Adviser regulation offers ‘fantastic’ opportunities: OnePath
The requirements of the new financial advisers regulations present “fantastic opportunities” for advisers, according to the OnePath risk product sales manager Steve Wright.
Thursday, April 7th 2011, 7:25AM
by Benn Bathgate
Wright said working within the regulations outlined in both the Financial Advisers Act (FAA) and Financial Service Providers Act (FSP) would provide advisers with a real point of difference over banks and online insurance companies.
"This is the game whether we like it or not, but there are some fantastic opportunities," he said.
He said advisers who lived up to the regulatory requirements of demonstrating the skill and competency required of a "reasonable adviser" would be able to offer bespoke financial services better than any other organisation.
When it came to getting the best financial products and advice, "most people need their personal circumstances taken into account," he said.
Wright also outlined how advisers can meet these requirements.
He said that in the new environment, "product and technical knowledge is no longer optional," and to that end he said OnePath was set to launch an adviser product accreditation programme - also useful as proof to regulators of an advisers competency.
"I don't think you can sell a product unless you've actually analysed it."
He said a lack of product analysis could be construed as "not applying your special skills" and therefore negligent.
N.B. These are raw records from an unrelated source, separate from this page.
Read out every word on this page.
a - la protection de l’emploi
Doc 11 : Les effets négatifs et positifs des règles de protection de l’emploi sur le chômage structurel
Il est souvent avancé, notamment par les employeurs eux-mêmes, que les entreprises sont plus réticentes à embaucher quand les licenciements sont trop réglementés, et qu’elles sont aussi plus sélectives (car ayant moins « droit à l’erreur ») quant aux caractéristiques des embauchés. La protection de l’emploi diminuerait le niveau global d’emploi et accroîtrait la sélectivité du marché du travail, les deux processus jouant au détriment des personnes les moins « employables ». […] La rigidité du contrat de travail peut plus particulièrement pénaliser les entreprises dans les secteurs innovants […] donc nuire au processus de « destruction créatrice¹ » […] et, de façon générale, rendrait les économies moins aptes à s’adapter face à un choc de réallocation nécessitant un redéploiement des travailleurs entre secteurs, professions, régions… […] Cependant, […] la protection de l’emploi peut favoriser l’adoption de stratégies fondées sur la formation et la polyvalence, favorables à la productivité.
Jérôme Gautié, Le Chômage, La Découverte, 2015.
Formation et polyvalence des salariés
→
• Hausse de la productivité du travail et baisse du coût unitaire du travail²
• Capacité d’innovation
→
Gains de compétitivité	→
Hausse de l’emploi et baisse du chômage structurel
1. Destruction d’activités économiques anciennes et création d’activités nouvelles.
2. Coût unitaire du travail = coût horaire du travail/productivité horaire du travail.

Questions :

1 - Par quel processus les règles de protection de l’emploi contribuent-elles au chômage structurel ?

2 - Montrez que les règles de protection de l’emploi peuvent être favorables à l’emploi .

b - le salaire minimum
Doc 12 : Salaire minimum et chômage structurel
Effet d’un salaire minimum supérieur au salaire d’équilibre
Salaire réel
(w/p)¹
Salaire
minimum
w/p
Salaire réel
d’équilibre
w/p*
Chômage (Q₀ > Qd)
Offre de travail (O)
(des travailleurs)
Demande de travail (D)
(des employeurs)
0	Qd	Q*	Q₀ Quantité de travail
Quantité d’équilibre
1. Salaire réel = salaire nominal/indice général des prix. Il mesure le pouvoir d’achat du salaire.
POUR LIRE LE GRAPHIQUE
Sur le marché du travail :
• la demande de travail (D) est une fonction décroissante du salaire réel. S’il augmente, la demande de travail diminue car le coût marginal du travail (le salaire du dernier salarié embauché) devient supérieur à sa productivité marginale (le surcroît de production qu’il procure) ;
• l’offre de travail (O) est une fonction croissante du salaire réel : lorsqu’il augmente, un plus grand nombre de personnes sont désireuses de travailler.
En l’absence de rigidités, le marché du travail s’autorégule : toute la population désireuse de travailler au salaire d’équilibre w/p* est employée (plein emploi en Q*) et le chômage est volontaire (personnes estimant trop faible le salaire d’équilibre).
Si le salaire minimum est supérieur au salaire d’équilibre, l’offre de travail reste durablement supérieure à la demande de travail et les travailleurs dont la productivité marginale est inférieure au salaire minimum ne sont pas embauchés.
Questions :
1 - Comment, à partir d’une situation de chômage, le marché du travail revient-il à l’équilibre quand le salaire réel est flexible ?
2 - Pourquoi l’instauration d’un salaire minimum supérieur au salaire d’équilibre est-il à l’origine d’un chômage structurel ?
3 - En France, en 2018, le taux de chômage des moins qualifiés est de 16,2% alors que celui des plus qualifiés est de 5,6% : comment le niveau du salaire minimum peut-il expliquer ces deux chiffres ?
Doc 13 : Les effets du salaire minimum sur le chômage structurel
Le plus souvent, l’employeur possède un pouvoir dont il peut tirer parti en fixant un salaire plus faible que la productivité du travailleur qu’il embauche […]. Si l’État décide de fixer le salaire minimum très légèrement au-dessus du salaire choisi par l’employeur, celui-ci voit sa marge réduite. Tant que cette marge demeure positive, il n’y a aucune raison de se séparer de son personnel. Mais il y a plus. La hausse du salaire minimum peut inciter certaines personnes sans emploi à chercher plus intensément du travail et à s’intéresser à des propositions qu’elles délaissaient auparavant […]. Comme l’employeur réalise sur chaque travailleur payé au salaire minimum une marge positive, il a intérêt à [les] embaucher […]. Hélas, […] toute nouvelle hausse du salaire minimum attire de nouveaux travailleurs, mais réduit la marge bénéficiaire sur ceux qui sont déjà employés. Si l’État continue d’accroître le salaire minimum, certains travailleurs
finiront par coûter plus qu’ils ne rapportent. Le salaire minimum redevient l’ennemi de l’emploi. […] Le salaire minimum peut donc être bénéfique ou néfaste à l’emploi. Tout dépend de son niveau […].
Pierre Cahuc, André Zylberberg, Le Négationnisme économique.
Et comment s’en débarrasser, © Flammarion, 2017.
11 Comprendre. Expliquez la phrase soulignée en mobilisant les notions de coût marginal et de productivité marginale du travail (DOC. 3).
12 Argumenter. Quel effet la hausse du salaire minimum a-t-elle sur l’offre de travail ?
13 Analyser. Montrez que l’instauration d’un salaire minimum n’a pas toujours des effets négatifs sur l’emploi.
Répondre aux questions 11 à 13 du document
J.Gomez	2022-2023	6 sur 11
The role disclosure statements will play was also highlighted, with Wright urging advisers to include a section for clients to sign to acknowledge receipt of the statement - not a legal requirement but something he said removed one potential obstacle in the event of client complaints.
He said advisers not willing to meet the AFA requirements would probably opt to join Qualifying Financial Entities (QFEs).
"Sellers will rush to join QFEs - advisers will remain independent. You have to decide whether you're a seller or an adviser. Selling on a needs-based analysis does not make an adviser."
He said the best way to move forward as an adviser - and protect yourself from regulatory scrutiny - was simply to act in the best interests of the client.
"If you act in the best interests of the client all the time, you'll have a fantastic business."